McCunney’s testimony got quick responses from two people whose work he criticized. Dr. Pierpont went through his testimony and made quick comments [backup link] on the problematic parts of it. Dr. Salt did the same [backup link]: “These statements by Dr McCunney are absolutely false.” Ouch.
As hard as Pierpont and Salt hit back, the prize goes to Dr. Lovko. His introductory testimony [backup link] is quite readable (for testimony), but where he really gets going is in his rebuttal to McCunney [backup link]. If you want a clear comparison of what the research says versus what McCunney says it says, please read through this. And remember that McCunney’s misuse is not unique – every “health study” (Colby, AWEA/CanWEA, King, NHMRC and Mills) has done the very same thing.
I just have to wonder – what is it about some people that makes them so unwilling to listen to the suffering of their fellow humans?

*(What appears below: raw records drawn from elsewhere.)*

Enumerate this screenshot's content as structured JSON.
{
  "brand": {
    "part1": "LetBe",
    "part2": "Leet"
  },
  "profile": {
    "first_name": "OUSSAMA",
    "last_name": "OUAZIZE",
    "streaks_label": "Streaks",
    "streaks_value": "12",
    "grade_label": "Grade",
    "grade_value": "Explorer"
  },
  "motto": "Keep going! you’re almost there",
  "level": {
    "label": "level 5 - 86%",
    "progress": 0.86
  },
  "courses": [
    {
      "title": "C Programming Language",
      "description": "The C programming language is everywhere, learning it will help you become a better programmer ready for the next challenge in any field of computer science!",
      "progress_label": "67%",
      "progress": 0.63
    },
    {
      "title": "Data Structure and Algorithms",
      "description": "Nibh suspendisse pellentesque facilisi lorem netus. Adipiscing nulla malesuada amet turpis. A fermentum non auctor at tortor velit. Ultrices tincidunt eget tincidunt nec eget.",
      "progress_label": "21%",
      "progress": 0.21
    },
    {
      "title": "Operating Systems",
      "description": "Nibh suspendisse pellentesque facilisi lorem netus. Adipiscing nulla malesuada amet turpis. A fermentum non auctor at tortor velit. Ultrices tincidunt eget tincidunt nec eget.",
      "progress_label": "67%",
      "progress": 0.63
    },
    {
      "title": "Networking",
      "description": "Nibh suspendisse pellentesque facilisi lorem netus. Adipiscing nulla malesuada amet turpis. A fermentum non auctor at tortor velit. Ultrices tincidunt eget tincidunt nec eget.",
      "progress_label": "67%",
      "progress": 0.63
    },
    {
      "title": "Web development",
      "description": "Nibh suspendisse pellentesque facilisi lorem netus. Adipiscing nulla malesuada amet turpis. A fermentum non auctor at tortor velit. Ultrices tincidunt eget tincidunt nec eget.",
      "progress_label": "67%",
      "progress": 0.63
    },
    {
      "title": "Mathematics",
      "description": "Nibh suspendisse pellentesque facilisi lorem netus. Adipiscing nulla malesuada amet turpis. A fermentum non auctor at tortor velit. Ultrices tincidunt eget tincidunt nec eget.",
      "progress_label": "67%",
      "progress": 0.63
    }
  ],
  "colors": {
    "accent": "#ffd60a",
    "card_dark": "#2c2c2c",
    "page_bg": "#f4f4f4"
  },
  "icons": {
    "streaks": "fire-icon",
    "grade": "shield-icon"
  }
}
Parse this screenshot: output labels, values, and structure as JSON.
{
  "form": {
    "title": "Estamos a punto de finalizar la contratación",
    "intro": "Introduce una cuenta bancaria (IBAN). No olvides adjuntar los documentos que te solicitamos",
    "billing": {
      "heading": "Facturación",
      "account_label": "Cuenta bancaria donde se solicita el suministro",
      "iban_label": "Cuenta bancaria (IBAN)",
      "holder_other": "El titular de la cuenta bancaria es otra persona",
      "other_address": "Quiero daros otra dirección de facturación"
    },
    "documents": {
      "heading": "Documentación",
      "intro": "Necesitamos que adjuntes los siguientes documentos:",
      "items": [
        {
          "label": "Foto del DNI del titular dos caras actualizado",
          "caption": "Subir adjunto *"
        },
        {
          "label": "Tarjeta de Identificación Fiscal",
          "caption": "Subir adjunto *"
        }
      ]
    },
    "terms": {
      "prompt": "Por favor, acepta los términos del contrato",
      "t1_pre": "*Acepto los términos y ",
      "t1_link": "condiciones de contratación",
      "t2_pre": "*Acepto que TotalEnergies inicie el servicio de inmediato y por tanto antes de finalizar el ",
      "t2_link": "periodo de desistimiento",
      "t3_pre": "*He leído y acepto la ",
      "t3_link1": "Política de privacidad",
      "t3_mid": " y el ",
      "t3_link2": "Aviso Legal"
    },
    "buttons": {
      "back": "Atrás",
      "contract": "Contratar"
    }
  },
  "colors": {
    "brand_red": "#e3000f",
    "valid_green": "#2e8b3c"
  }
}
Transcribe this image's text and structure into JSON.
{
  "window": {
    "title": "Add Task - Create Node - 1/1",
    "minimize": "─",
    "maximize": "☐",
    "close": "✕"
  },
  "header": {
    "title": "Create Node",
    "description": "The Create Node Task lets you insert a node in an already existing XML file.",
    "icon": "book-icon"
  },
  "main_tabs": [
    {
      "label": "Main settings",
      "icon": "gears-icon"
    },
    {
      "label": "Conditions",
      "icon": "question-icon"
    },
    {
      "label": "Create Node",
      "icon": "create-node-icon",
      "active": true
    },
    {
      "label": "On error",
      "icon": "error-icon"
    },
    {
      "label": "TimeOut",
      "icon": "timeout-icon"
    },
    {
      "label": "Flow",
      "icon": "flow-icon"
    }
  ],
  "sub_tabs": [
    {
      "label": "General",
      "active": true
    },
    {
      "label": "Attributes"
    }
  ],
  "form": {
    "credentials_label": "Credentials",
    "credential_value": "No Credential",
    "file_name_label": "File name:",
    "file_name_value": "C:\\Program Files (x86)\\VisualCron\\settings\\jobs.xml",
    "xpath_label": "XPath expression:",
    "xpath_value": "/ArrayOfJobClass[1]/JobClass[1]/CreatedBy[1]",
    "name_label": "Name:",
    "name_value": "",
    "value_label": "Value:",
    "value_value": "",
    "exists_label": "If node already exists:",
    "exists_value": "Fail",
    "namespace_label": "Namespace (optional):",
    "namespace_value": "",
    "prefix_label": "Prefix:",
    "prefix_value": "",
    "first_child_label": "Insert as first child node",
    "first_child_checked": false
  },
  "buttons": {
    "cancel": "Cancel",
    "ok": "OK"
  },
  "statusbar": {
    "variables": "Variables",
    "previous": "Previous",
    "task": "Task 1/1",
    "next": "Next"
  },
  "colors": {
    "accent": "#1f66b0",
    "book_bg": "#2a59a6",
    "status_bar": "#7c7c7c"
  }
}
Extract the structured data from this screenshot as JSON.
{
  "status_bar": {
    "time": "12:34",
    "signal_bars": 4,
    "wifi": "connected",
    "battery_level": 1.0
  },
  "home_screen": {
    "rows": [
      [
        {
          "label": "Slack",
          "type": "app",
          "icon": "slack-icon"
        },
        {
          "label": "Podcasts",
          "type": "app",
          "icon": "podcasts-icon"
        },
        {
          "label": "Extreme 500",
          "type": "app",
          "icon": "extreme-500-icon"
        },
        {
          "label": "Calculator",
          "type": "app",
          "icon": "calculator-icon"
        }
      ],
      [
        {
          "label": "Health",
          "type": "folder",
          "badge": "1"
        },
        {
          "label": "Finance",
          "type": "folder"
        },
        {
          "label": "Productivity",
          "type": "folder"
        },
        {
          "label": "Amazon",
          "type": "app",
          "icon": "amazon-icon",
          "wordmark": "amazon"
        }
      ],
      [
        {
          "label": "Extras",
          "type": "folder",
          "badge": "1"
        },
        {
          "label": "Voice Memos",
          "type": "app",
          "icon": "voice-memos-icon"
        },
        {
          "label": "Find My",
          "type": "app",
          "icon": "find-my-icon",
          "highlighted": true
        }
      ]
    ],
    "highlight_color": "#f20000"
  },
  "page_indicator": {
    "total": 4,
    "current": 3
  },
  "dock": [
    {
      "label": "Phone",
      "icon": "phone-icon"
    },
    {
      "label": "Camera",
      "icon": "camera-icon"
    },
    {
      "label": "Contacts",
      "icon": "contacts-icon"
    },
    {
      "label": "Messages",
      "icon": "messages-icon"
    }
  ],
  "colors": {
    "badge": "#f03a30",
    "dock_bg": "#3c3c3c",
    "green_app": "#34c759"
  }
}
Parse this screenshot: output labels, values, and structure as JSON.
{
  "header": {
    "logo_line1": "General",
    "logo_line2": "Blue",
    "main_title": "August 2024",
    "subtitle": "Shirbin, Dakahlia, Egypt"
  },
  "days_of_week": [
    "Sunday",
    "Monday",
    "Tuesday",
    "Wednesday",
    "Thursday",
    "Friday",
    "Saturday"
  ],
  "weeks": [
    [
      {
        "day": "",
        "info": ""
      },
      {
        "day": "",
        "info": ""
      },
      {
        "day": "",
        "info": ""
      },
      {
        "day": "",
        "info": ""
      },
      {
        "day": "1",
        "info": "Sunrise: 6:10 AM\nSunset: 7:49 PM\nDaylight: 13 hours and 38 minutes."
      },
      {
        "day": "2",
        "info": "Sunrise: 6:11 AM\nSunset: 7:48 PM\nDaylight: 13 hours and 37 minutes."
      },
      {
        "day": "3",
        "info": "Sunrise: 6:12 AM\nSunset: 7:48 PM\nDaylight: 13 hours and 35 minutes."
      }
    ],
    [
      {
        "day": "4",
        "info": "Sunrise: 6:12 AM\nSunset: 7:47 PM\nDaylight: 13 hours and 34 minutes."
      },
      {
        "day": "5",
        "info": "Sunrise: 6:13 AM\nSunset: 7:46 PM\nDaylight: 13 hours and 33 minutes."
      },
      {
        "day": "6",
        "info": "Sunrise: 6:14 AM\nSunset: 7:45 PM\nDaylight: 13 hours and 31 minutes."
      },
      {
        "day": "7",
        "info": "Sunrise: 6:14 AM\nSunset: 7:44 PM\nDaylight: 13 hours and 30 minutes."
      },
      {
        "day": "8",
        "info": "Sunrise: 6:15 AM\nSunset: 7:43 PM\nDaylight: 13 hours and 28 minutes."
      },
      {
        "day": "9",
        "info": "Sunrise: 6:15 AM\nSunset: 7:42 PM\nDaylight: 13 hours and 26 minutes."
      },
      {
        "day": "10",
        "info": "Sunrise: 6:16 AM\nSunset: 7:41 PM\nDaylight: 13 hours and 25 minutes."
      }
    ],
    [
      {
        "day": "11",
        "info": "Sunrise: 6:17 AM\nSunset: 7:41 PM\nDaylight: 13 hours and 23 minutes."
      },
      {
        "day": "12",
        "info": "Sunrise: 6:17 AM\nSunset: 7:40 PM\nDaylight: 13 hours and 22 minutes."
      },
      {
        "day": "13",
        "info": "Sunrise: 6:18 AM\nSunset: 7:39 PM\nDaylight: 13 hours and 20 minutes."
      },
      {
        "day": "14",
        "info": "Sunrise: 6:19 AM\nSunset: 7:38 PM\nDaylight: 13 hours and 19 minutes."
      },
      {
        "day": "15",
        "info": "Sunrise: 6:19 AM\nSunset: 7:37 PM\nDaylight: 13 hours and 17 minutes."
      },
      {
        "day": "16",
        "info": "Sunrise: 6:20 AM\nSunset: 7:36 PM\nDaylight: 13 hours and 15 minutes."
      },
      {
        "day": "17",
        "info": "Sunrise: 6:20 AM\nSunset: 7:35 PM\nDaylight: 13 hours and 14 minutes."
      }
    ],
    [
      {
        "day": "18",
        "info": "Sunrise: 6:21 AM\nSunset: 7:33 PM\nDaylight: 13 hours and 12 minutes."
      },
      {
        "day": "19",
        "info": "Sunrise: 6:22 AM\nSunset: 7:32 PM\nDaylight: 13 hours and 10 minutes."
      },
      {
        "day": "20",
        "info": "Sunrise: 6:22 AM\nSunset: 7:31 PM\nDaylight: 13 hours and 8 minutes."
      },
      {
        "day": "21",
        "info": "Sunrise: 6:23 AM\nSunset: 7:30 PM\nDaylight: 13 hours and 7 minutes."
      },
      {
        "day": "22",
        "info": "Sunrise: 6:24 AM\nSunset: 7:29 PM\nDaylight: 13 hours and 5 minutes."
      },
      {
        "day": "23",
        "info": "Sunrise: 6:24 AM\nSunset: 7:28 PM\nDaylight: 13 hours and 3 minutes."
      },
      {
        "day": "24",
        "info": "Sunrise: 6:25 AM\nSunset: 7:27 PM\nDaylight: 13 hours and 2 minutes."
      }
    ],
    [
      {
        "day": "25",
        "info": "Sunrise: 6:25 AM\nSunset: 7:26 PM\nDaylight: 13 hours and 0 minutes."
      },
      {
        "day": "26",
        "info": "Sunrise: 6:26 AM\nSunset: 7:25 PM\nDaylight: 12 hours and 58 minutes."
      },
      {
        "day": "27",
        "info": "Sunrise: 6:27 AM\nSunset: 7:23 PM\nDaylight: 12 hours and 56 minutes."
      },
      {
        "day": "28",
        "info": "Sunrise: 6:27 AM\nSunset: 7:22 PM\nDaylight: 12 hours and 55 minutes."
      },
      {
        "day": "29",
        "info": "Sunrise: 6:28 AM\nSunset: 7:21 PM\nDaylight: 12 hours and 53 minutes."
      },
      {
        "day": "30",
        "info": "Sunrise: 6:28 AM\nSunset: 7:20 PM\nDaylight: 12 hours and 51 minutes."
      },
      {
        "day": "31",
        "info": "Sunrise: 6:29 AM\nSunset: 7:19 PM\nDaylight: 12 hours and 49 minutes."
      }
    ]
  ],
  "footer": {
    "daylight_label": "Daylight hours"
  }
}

2 thoughts on “Dr. McCunney”
In answer to your question “what is it about some people that makes them so unwilling to listen to the suffering of their fellow humans?”, the answer is really quite simple. Dr. Robert … is only in it for the money. He is a shill for the Big Wind Industry, and as long as the national administration continues to shovel the taxpayers’ money into it, the bad doctor will contribute to the torture and misery of many people. The land of the free has become a free for all to create victims if you have the right credentials.